長安,棲鳳宮。

  暮色將至,天邊晚霞如火。

  “你要我登基?”

  棲鳳宮內只有三人,拖著香腮吃食的青兒,對坐議事的趙無疆與武媚娘。

  武媚娘此刻秀眉微顰,眸中秋水翻涌,怔怔盯著趙無疆。

  “紛亂至,國不可一日無君。”趙無疆放下兵部的奏折,又拿起吏部的奏折,一臉認真:

  “李忠一人,難以處理朝政,縱然有匡扶社稷之心,但缺少果敢,更缺少能力。”

  “朝堂諸公...”武媚娘深吸口氣,她不怒自威,已有帝氣,但歷朝歷代的思想枷鎖此刻有些禁錮她,她躊躇這是否踏出這一步。

  趙無疆放下吏部的奏折,搖頭一笑:

  “諸公當以我為鑒,如今的局面,恐怕容不得多種聲音,駁逆者,停其職。

  何況,如今坊間與朝堂,呼聲四起,暗中已有女帝之稱。”

  武媚娘芳心暗動,嘴角勾起,神色意動。

  “我去了東宮一趟,李忠那,已經穩妥,他會為你說話。”

  趙無疆抓起武媚娘柔膩的玉手,認真道:“媚娘,放手去做。”

  “謝你助我。”

  武媚娘眉目含羞。

  “誒,你我都是知根知底的人了,何必說謝。”

  趙無疆揮手撤去案幾,坐到武媚娘身旁:

  “就算無我,憑你之能,也會是大唐女帝,你在我面前,不必掩飾珠華,我喜歡你強勢威嚴的樣子。”

  武媚娘嘴角微翹,拍掉了趙無疆摸上自己腰肢的大手,嗔道:

  “你不就是喜歡本宮在你上面自己動嗎,說這么多好話,油嘴滑舌。”

  青兒圓溜溜的大眼瞪起,一臉聽聞了了不得事情的模樣,她屁股挪動,腦袋一歪,豎起了耳朵。

  下一刻,她的耳朵被趙無疆提起,趙無疆笑道:“這是你能聽的嗎?”

  青兒嗔怒搖晃腦袋,甩掉了趙無疆的手,她雙手叉腰,一臉不服氣:

  “你們不就...那個...書上...畫的嗎?

  我早看過了,哼,我也要玩兒。

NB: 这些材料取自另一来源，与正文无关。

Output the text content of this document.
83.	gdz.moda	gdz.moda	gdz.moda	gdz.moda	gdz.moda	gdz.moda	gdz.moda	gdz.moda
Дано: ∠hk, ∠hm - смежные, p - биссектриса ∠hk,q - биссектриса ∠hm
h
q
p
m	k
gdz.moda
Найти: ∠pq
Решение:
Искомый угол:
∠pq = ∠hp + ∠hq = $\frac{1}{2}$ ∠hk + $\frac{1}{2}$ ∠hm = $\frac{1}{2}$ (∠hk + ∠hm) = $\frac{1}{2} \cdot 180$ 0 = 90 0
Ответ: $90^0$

”

  “不好吧。”趙無疆眼中都是期待,口是心非。

  下一刻,武媚娘提起了他的耳朵,臉頰紅潤,亦是嗔怒:“你好像很期待?”

  “我沒有,你冤枉我!”趙無疆一臉義正辭嚴:“我說的是,不好!”

  “...吧。”

  青兒嗷嗚一嗓子飛撲過來,直接撲倒了趙無疆,她臉頰精致,清麗脫俗,此刻紅霞滿布,跨坐在趙無疆腰腹處,雙手按著趙無疆寬厚的胸膛,嘟著嘴道:

  “我都知道。”

  隨后她學著不知哪兒看來的武媚娘媚態橫生的表情:“本宮要在上面!”

  武媚娘掩面,羞怒萬分,不敢直視趙無疆與青兒,她臉頰紅潤得仿若能滴出水來。

  青兒嘿嘿一笑,一臉驕傲道:

  “我都聽到了。”

  趙無疆感覺身有長處正有延伸抬首之勢,他干咳一聲:“青兒,下來。”

  “我不。”青兒直接俯下身,抱著趙無疆的腦袋,以胸掩其面:

  “我也要做你的女人。”

  趙無疆和煦笑道:

  “你懂情愛嗎?”

  青兒腦袋一歪,作思索狀,隨后她嘟著嘴搖頭:

  “不知道。

  但...我也想和你在一起...一直一直在一起,像姐姐一樣。”

  趙無疆心中一暖,正要開口,青兒一記粉拳輕錘他的胸膛,嗔道:“不許說話。”

  隨后青兒翻身一滾,起身抱住武媚娘,目光灼灼,撒嬌道:

  “姐姐。”

  ......

  亥初。

  長安城西,趙府大堂。

  堂前王煙凝一家正在閑談。

  王煙凝心不在焉望向外面,期望看到趙無疆的身影。

  趙無疆去往太原的時日,武媚娘曾出宮來到過趙府。

  兩個女人見面沒有敵視,有的只是相視一笑。

  武媚娘早就知曉她并未死去,而是傾心于趙無疆,整日居住在趙府。

  兩人約法三章,劃分了趙無疆。

  今日,明明應該是我和曦兒,莫非武氏違約強留了趙郎?王煙凝雙手不斷揉捏著衣裙,心中有些憤憤。

  “阿飛,曦兒煙兒在等,你爹我能理解,你又是作甚?”王淵看到不但自己兩個女兒在朝外看,連自己兒子也在朝外看,疑惑開口。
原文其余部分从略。